The United States of America is a nation of laws. From federal laws all the way down to municipal codes, nearly every aspect of our lives is defined and bound by legislation. All civilizations worthy of the title require laws which govern the way citizens interact with one another, with businesses, and with their governments. Smaller and more homogenous civilizations might need fewer laws, while civilizations with large, diverse populations might require more laws in order to effectively and justly bind all citizens together. It is no wonder, then, that our country—a country made of immigrants, with a population of more than three hundred million residents, a population with diverse cultures and values—has so many laws. Our vast library of laws is not a bad thing, in and of itself, but because we have so many, covering so many different areas of our lives, you should expect to break a few—whether intentionally or otherwise—during your lifetime.
Just as you should understand the law as it pertains to whatever it is that you are doing, you should understand the consequences for breaking the law. Those consequences are bundled into three broad categories, and each category carries with it a different set of punitive outcomes.
The lowest classification of crime, and the kind of criminal behavior we are all guilty of on occasion, even if we’re not caught. Common infractions include jaywalking, illegal parking, minor traffic violations, and failing to pick up after your dog. Infractions are typically punishable by fines and do not carry jail sentences or even probation; for that reason, infractions cannot be resolved with a trial by jury.
Many cities and counties define some violations as civil, rather than criminal, infractions. Failing to have a leash for your dog in a public area, for instance, is often classified as a civil infraction.
Usually defined as those crimes punishable by up to one year in jail, though sentencing can include fines, probation, community service, and part-time imprisonment. Some sentences may include a combination of those, and some of those punitive cocktails may be paired with a short jail sentence for good measure. Defendants charged with misdemeanors often have the right to a trial by jury.
Many crimes that are classified as misdemeanors for a first offense are classified as felonies thereafter.
The most serious kind of crime, felonies carry the most severe consequences. A felony conviction does not necessarily guarantee imprisonment, but a prison sentence for a felony is rarely shorter than a year; sometimes, those sentences are substantially longer, even permanent. Persons convicted of felonies and sentenced to prison are typically held in state or federal prisons, rather than the local jails that house criminals convicted of misdemeanors.
Some felonies, like murder and treason, may be punishable by death.
It is important to note that misdemeanor and felony convictions alike can and do result in civil consequences that may affect convicts long after they have fulfilled their sentences. Collateral consequences, as they are known, can range from losing the right to vote, to losing the right to own a firearm, to becoming permanently ineligible for federal education loans. There are thousands of collateral consequences, and their impacts on convicts’ lives are just as real and disruptive as are the direct consequences of sentencing.

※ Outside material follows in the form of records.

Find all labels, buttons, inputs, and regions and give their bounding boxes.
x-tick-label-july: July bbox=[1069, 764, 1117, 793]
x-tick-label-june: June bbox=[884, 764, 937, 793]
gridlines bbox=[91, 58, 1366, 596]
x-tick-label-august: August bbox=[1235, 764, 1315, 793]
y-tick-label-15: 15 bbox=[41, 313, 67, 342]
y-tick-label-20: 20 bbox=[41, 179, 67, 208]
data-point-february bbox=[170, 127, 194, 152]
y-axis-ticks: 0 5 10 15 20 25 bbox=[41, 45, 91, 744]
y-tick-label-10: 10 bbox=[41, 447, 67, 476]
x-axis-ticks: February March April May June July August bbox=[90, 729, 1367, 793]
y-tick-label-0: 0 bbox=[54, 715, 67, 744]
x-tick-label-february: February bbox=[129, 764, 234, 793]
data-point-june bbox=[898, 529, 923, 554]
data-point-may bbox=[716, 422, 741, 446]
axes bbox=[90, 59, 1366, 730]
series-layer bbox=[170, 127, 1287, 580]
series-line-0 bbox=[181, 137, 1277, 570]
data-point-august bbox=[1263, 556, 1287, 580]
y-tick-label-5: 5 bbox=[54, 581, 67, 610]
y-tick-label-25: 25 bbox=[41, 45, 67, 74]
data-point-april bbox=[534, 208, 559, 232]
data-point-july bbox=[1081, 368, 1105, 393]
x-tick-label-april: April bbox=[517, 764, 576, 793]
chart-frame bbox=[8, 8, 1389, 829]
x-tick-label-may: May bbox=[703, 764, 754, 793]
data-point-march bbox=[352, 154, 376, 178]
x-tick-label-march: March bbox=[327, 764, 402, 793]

These are the broad categories of crime and punishment, but criminal law has enough nuance to fill libraries with books. Crimes, and the punishments that go with them, vary from city to city, and from state to state. Knowing the differences between infractions, misdemeanors, and felonies is a great step toward knowing your rights and responsibilities as a citizen, but nothing can replace a working knowledge of the specific laws and possible punishments that pertain to you under any given circumstance in any given location. Most laws are now available online, so when you have any doubt: put your Internet search skills to use. If you think you may have broken a law, or if you have been contacted by a law enforcement officer, contact an attorney.